Ben ve benim gibi 80 darbesi sonrası doğanlar başka bir Türkiye’de büyüdü. Televizyonu tek kanallı izlemedik. Sokakta da oynadık, atari salonlarında da. Cüzdanda döviz taşımanın yasak, Nazım Hikmet kitabının sakıncalı olduğunu, yabancı sigaranın kaçak satıldığını duyduğumuzda güldük, garipsedik. Kitapların, sinema filmlerinin yakıldığı bir Türkiye’nin değil renkli reklamların, fotoğrafların, bir “geçiş dönemi”nin çocuklarıyız biz.

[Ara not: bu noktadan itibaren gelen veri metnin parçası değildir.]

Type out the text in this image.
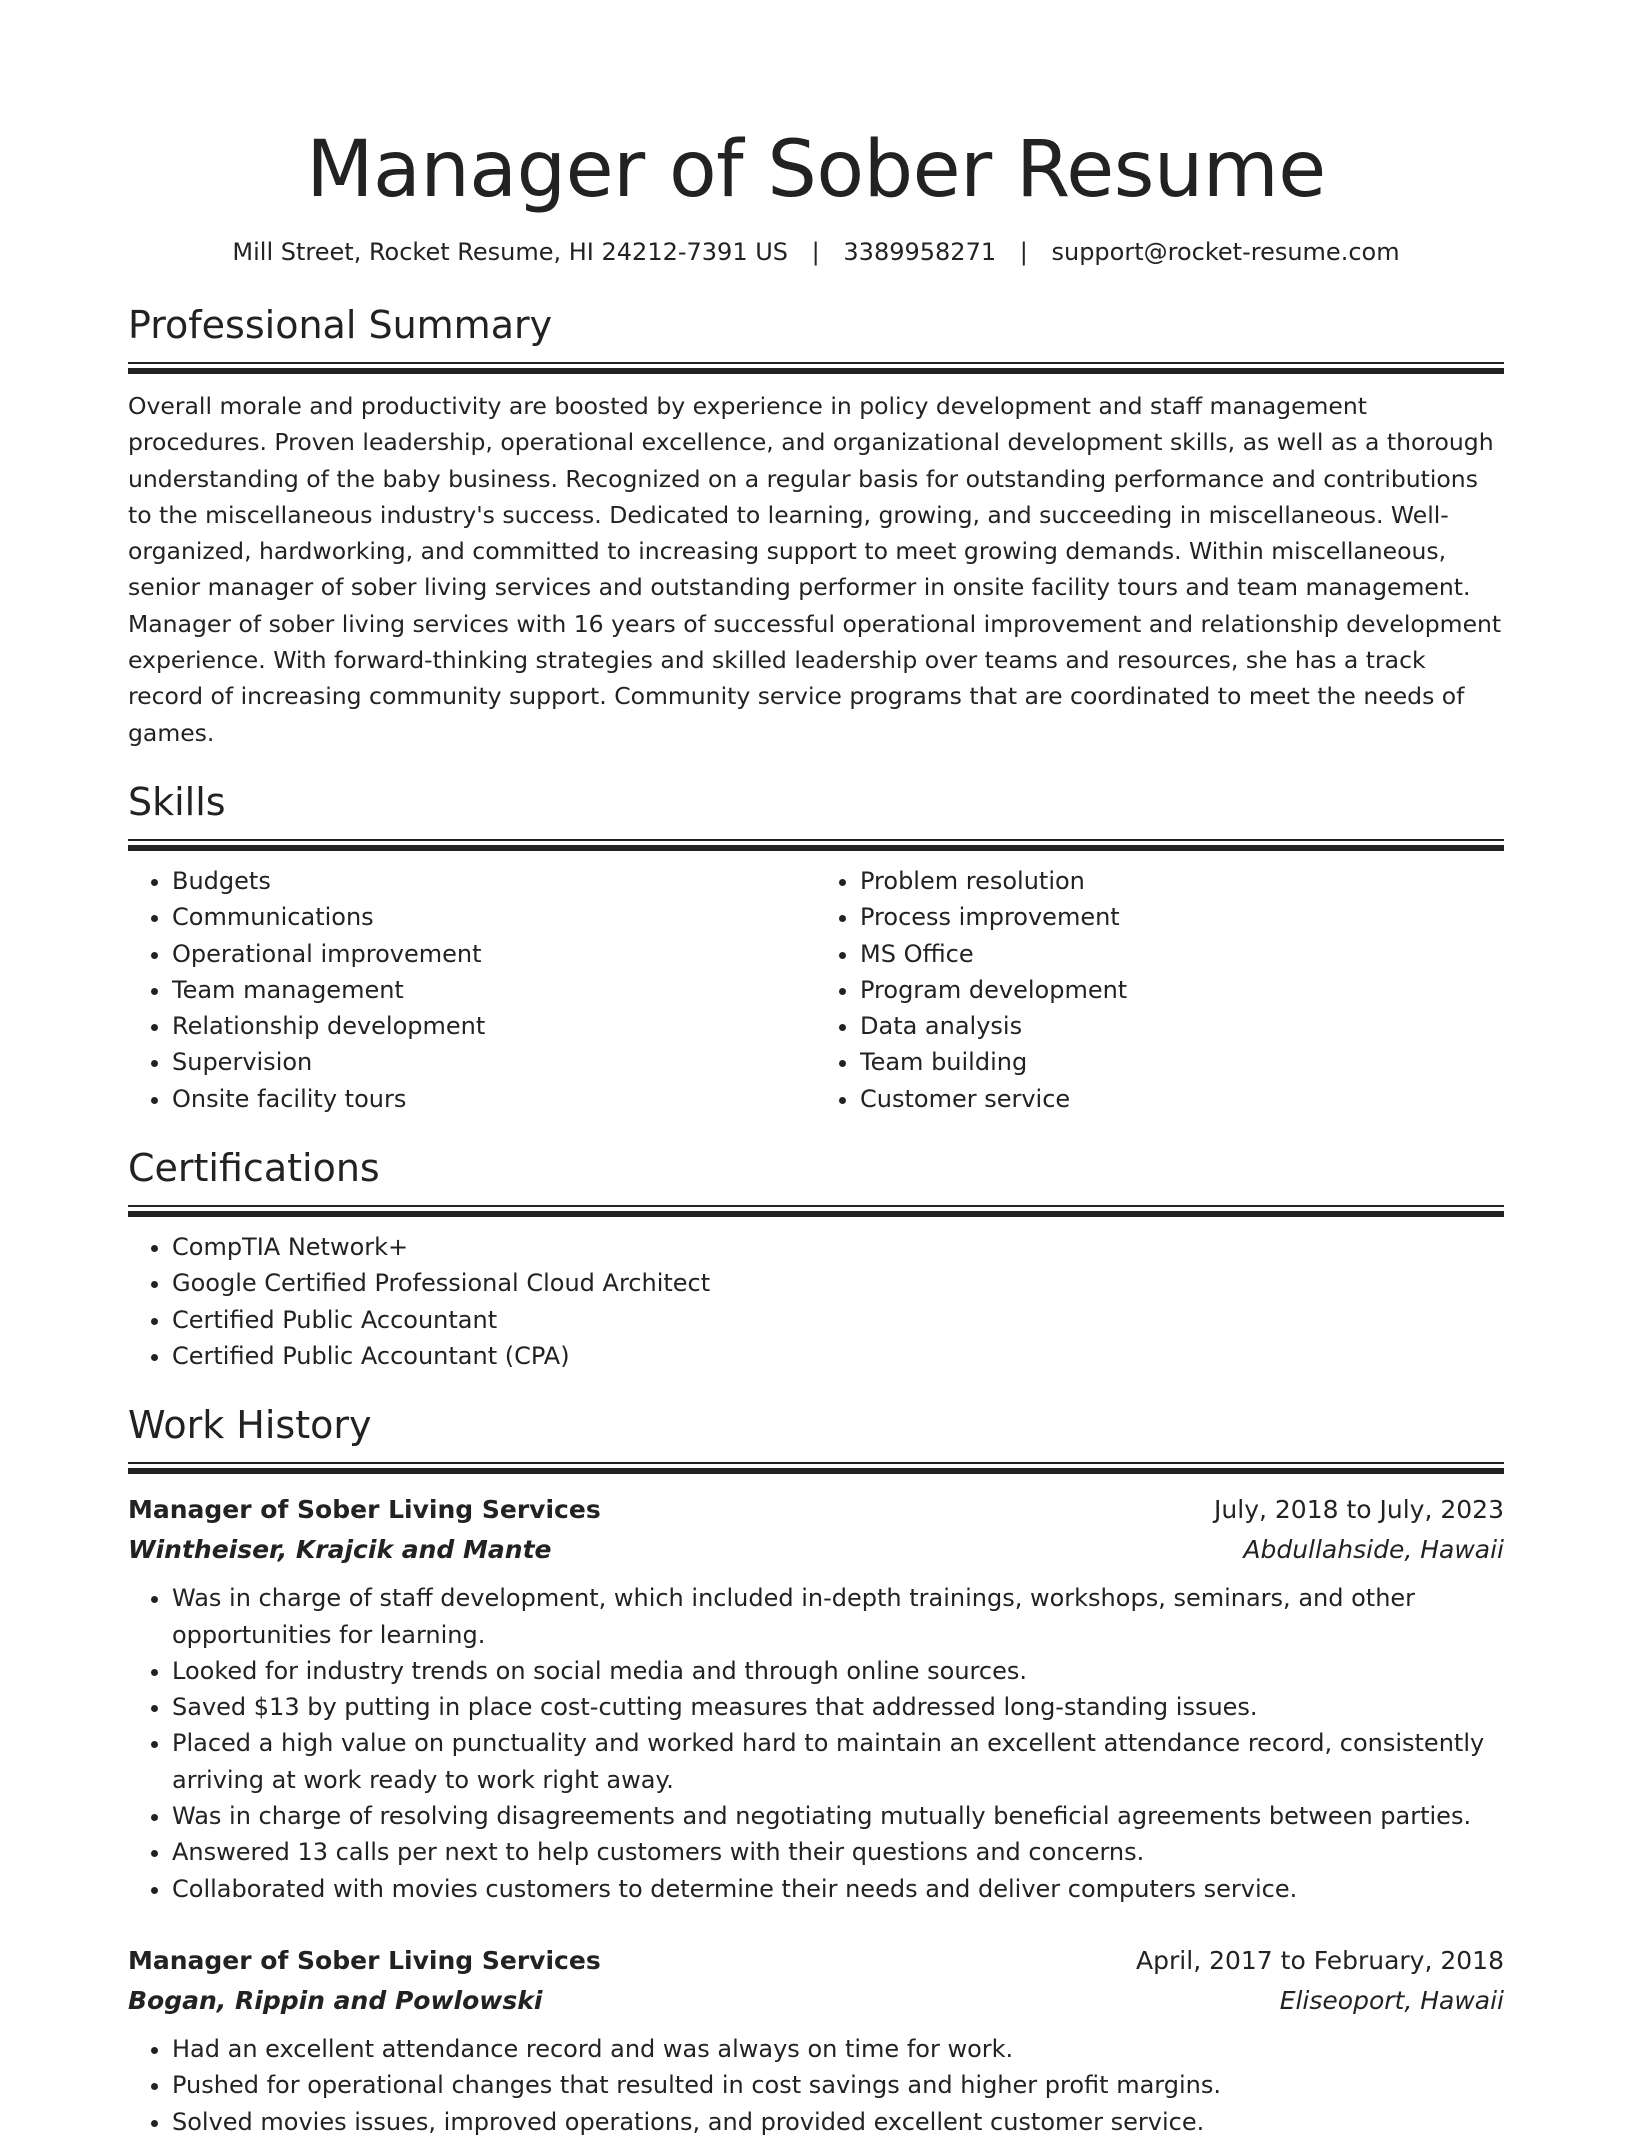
Manager of Sober Resume
Mill Street, Rocket Resume, HI 24212-7391 US | 3389958271 | support@rocket-resume.com
Professional Summary
Overall morale and productivity are boosted by experience in policy development and staff management procedures. Proven leadership, operational excellence, and organizational development skills, as well as a thorough understanding of the baby business. Recognized on a regular basis for outstanding performance and contributions to the miscellaneous industry's success. Dedicated to learning, growing, and succeeding in miscellaneous. Well-organized, hardworking, and committed to increasing support to meet growing demands. Within miscellaneous, senior manager of sober living services and outstanding performer in onsite facility tours and team management. Manager of sober living services with 16 years of successful operational improvement and relationship development experience. With forward-thinking strategies and skilled leadership over teams and resources, she has a track record of increasing community support. Community service programs that are coordinated to meet the needs of games.
Skills
• Budgets
• Communications
• Operational improvement
• Team management
• Relationship development
• Supervision
• Onsite facility tours
• Problem resolution
• Process improvement
• MS Office
• Program development
• Data analysis
• Team building
• Customer service
Certifications
• CompTIA Network+
• Google Certified Professional Cloud Architect
• Certified Public Accountant
• Certified Public Accountant (CPA)
Work History
Manager of Sober Living Services	July, 2018 to July, 2023
Wintheiser, Krajcik and Mante	Abdullahside, Hawaii
• Was in charge of staff development, which included in-depth trainings, workshops, seminars, and other opportunities for learning.
• Looked for industry trends on social media and through online sources.
• Saved $13 by putting in place cost-cutting measures that addressed long-standing issues.
• Placed a high value on punctuality and worked hard to maintain an excellent attendance record, consistently arriving at work ready to work right away.
• Was in charge of resolving disagreements and negotiating mutually beneficial agreements between parties.
• Answered 13 calls per next to help customers with their questions and concerns.
• Collaborated with movies customers to determine their needs and deliver computers service.
Manager of Sober Living Services	April, 2017 to February, 2018
Bogan, Rippin and Powlowski	Eliseoport, Hawaii
• Had an excellent attendance record and was always on time for work.
• Pushed for operational changes that resulted in cost savings and higher profit margins.
• Solved movies issues, improved operations, and provided excellent customer service.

Susurluk’ta, 28 Şubat’ta çocuktuk. Anlayamadık. Evlerimizin ışıklarını bir dakika açıp kapatmayı çocukça bir oyun sandık. Ben ve benden sonraki kuşak (bazı yazarlar şimdilerde “Y kuşağı” diyor), esasında soğuk savaşın sonunda doğanlar, özgürlüğüne 68 kuşağının romantik devrimcilerinden de, 78 kuşağının hızlı solcularından, sağcılarından da çok daha fazla düşkün. Çok hızlı yaşıyor, hazmetmeden okuyor, izliyor, çabuk unutuyor, her şeyi çarçabuk tüketiyor olsak bile… Ve belki yine bu yüzdendir kesin politik inançlarımız yok, kafamız fazlasıyla karışık. Zamanın ruhu böyle değil mi biraz da? Kimin kafası karışık değil ki?
Dar kalıplar
Evet, “Eski Türkiye”nin asker yeşili kalıpları dar geliyordu bize. Paşadan emir alan gazeteci, başbakan, bürokrat, işadamı istemedik. Bu nedenle 2007’de muhtıraya karşı hükümeti destekledik. Bu nedenle halkın yarısının oyunu almış bir partinin uyduruk bir davayla kapatılmasına karşı çıktık. Bu nedenle darbe planları ortalığa saçıldığında davayı kaygıyla, merakla ve sahiplenerek takip ettik. Bu nedenle 2010’da referandumda “yetmez ama evet” dedik. Ve yine, artık darbe anayasasından kurtulalım da sivil, demokratik bir anayasa yapılsın diye 2011’de AKP’ye oy verdik. Pişman mıyız? Hayır! Çünkü tutarlıydık, öyle gerekiyordu. O zamanlar muhtıraya, darbe teşebbüsüne, kapatma davasına sesini yükseltmeyenlerin bugün demokrasi ve özgürlük adına konuşması kime samimi geliyor?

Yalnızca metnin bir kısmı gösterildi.